The Korean War began in 1950 when forces from the North invaded the South. By the end of the conflict three years later, one and half million people had been killed and about a quarter of Korean capital stock destroyed. After the war, the South Korean people worked as one hand, moral and loyalty high, in a nation-wide effort to rebuild the country. Policymakers set to work stimulating economic growth by promoting indigenous industrial firms. The government selected firms in targeted industries and gave them privileges to buy foreign currencies and to borrow funds from banks at preferential rates. The government also erected tariff barriers and imposed a prohibition on manufacturing imports, hoping that the protection would help domestic firms improve productivity through learning-by-doing and importing advanced technologies. Government gave various types benefits, such as low-interest loans, to start exporting. Firms were evaluated based on export performance, placed under the discipline of export markets and granted wider contact with the developed world. The result of these policies was efficiency growth significantly faster in Korea’s export industries than in the rest of the economy. Per capita output doubled, and South Korea became an industrialized country: from 1962 to 1975 the share of manufacturing in GDP rose from 9% to 27%.

Presently, South Korea is a developed country with a very high standard of living. Its GDP per capita is $33,580. It is Asia’s fourth largest economy and the world’s 15th (nominal) or 12th (purchasing power parity) largest economy. The economy is export-driven, with production focusing on ships, machinery, automobiles, electronics, petrochemicals and robotics. South Korea is a member of the United Nations, WTO, OECD, and a founding member of APEC and the East Asia Summit. It should also be mentioned that Korea’s national development is also aided by its strict gun control laws. Korea ranks among the leading countries in lowest quantity of firearms per capita.

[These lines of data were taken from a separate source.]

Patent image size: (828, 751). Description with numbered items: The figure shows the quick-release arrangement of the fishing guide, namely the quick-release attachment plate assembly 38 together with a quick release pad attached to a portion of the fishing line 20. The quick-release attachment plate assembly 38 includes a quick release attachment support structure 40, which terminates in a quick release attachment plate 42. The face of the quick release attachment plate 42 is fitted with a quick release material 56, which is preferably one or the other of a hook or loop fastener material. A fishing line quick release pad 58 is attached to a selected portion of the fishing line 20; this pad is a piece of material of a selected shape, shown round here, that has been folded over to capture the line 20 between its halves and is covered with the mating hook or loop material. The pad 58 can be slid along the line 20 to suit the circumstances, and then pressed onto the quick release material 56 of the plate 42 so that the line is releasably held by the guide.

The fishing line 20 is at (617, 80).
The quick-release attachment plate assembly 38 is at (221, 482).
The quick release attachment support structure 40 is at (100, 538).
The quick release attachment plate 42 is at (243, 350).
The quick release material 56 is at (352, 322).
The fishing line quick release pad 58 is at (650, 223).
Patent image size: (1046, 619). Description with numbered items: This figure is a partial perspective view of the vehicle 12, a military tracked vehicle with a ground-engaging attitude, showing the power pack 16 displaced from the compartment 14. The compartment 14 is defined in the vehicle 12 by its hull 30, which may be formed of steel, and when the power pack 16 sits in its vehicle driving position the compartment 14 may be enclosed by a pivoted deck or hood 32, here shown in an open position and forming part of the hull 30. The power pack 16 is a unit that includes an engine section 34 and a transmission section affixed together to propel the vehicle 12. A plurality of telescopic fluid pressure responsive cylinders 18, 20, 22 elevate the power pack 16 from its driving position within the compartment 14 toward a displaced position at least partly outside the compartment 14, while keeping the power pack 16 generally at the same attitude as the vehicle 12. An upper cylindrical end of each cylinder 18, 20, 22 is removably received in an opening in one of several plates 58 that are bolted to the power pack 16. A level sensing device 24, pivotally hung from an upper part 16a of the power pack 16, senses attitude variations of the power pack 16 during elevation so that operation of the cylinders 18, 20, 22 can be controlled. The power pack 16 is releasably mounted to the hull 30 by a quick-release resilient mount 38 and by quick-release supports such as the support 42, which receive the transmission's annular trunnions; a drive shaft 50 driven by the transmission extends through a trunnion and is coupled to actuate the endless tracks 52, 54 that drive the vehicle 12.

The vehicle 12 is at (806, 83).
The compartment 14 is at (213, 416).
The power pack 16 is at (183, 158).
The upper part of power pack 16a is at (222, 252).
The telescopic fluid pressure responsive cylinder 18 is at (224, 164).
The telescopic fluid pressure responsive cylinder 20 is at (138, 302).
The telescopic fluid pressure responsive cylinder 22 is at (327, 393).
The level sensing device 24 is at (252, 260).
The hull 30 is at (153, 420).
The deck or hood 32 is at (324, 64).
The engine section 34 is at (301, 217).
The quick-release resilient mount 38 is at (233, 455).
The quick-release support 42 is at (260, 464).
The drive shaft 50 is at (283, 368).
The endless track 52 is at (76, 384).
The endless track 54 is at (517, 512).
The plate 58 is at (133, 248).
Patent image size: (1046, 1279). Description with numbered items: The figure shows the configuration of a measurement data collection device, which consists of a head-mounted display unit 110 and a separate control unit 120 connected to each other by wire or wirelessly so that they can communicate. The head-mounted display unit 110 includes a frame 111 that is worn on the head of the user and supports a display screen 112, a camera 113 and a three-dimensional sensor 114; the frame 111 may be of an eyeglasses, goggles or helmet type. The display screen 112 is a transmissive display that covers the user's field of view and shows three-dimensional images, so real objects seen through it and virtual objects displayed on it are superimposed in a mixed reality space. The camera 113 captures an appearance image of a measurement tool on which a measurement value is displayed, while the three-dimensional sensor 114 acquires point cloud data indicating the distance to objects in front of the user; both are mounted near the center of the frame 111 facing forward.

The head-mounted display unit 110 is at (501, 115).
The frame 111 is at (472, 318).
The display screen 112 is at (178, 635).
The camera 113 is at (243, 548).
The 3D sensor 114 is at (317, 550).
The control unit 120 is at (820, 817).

I have written here on South Korea’s economic success to give an impression of their developmental stages and the power of believing that nothing is impossible with the power of human persistence. Despite numerous obstacles, Korea became one of the world’s most developed countries. Yemen is facing its own share of obstacles, but the Yemeni people and policymakers can also create a success story from Yemen. We can become a developed country, a beautiful country rich with resources both human and natural. We much work together, the government and the nation, on the single goal of building a new Yemen, wealthy and developed. In conclusion, I remind everyone that our children and our grandchildren will one day ask us what we did for them. I hope that my message is heard loud and clear: let’s start building Yemen.